Coincidindo com a inauguração do maior conjunto arquitetônico moderno do Brasil, a Brasília de Niemeyer, ficava pronta também, em 1960, a mais bela de todas as casas que conheci, construída na cidade de Monsenhor Tabosa, interior do Ceará. Embalados pelo sorriso de felicidades da mãe, principalmente e, a vitória do pai, os filhos ajudavam com a mudança. Três deles corriam soltos pelas ruas com as últimas peças, rumo à casa nova. A filha mais nova, de um ano, no colo da mãe.

Alcides Freire Melo *

 

O rádio Semp, um dos principais bens, era levado pelo pai. Na sala, sintonizado na rádio Tupinambá, de Sobral, Luiz Gonzaga com sua Asa Branca concertava com os gritos e risadas dos meninos na casa. Os móveis dançavam a procura de um lugar melhor. Os cheiros da tinta fresca e o cedro das portas eram a garantia de um sonho que virava realidade. Da cozinha, o capão na panela de ferro, convidava para o primeiro almoço.

Panos molhados corriam de um lado ao outro para retirar o pó do piso e receber a primeira camada de cera de carnaúba, diluída em querosene, para fazer brilhar o mosaico hidráulico, com desenhos e formas que provocavam a criatividade de todos. Lençóis brancos, bordados a mão, engomados com grude e ferro de brasas, clareavam as camas e convidavam para bons sonhos. Na sala, a geladeira a querosene, uma das únicas da cidade, garantia gelo e água gelada.

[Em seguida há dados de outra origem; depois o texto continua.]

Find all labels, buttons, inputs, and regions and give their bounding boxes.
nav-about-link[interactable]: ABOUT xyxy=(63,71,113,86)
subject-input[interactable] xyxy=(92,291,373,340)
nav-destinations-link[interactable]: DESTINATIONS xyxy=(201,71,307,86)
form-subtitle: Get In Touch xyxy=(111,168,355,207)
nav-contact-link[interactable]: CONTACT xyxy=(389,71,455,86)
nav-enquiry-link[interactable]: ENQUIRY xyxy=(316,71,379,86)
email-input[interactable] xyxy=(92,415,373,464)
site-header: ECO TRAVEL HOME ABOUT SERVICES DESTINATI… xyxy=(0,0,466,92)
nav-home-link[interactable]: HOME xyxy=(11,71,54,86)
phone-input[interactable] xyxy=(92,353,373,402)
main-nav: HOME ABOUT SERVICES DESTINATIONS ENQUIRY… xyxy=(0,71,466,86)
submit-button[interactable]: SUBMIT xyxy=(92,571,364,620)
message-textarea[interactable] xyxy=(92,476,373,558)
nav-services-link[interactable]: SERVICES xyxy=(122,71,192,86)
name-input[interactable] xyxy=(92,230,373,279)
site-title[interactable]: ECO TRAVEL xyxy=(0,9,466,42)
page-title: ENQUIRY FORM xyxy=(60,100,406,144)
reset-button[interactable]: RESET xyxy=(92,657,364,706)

No começo da noite, hora que o velho motor do gerador da cidade era ligado para acender as luzes amareladas, a vitrola valvulada, com picape automática, começava a tocar. Apareciam os mais brasileiros de todos da década de 1950. A Normalista, com Nelson Gonçalves, adiantava o passado para ficar presente. Às 22 horas, desligada a energia, os faróis e o lampião também a querosene terminavam a noite.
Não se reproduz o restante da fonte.